Não existem pesquisas oficiais sobre o comportamento da soja no arenito e as experiências se limitam a uma ou outra lavoura, cuja produtividade alcançou os mesmos índices dos solos de terra roxa. Isto animou os agricultores.
Mutirão tecnológicoSojicultores em Bragantina, no Oeste, os irmãos Amaro Guimarães arrendaram 60 alqueires em Umuarama para plantar soja. Em Bragantina, a 100 quilômetros de distância, a família produz o grão em 40 alqueires. Segundo Celso Amaro Guimarães, os irmãos resolveram plantar no arenito devido à quantidade de terra disponível para arrendamento. A gente queria produzir mais, mas na nossa região não há terras para arrendar.’’
A maioria dos arrendatários do Program de Arrendamento de Terra (Pater) tem o mesmo perfil. São grandes produtores, donos de máquinas e equipamentos que passavam parte do tempo ociosos e que agora serão aproveitados nas lavouras do arenito. Há também alguns pecuaristas que preferiram comprar maquinário e plantar a arrendar as terras. Todos preparam a terra para plantar milheto, forrageira que dentro de aproximadamente 40 dias será dessecada com herbicida para o plantio direto da soja. O plantio começará no final de outubro.

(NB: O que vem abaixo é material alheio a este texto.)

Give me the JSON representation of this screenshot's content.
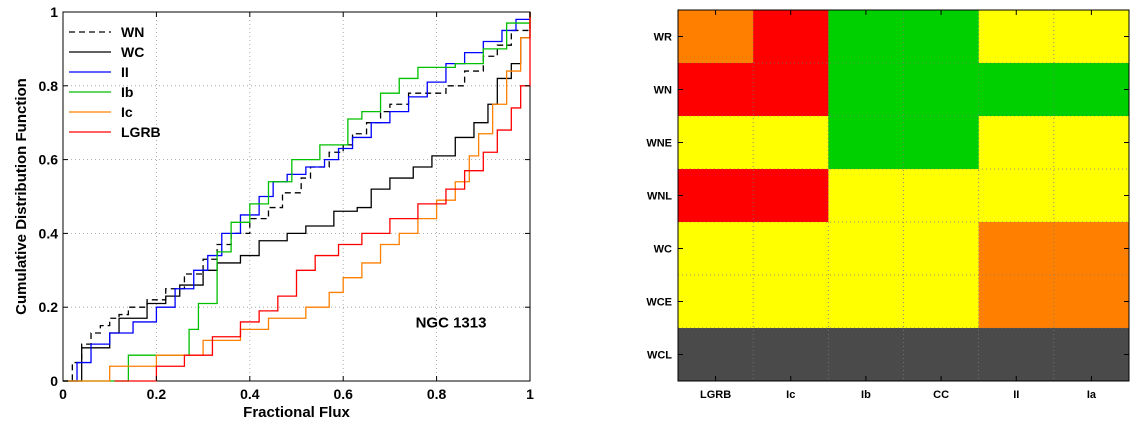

O súbito interesse do Noroeste pela soja obrigou o Instituto Agronômico do Paraná (Iapar), a Embrapa e a Emater a fazer um ‘‘mutirão’’ para oferecer informações e propostas aos sojicultores do arenito. Cerca de 40 técnicos das mais diferentes áreas foram convocados para esse estudo. O resultado foi apresentado esta semana em Umuarama, durante o seminário técnico ‘‘Soja no arenito: propostas tecnológicas básicas para um agricultora sustentável’’, realizado na Sociedade Rural. Segundo os técnicos, as recomendações contidas no documento são apenas indicativas, com o intuito de apoiar e orientar quem vai prestar assistência técnica agrônomica aos produtores.
Soja & pastagensO Iapar condena a soja como cultura permanente no arenito, devido à facilidade de erosão, mas concorda que pode ser adotada em sistemas de rotação de cultura, para reforma de pastagens. Dentre as culturas anuais, a soja oferece maior rentabilidade, ao contrário do milho e do algodão, outras duas culturas viáveis para a região, mas que sofrem constantes altos e baixos no mercado. O presidente do Iapar, Florindo Dalberto, alerta, no entanto, que o plantio de soja exige cuidados redobrados: ‘‘O produtor tem que observar as normas corretas de conservação de solo, sob pena de agravar os problemas de erosão e de perda de fertilidade.’’
O Secretário Municipal da Agricultura de Umuarama, engenheiro agrônomo Edson Assis Bastos, garante que os arrendatários estão seguindo as práticas de conservação do solo. ‘‘A maioria já tem teconologia e experiência no cultivo de soja’’, acrescenta. De acordo com Bastos, as técnicas adotadas são basicamente as mesmas indicadas pelo Iapar e a Embrapa/Soja no documento lançado durante o seminário em Umuarama. O objetivo também não foge do indicado.‘‘Não temos intenção de trocar o boi pela soja e sim integrar as duas atividades de forma a melhorar a rentabilidade da agricultura, recuperar a fertilidade do solo e a produtividade da pecuária’’, diz bastos.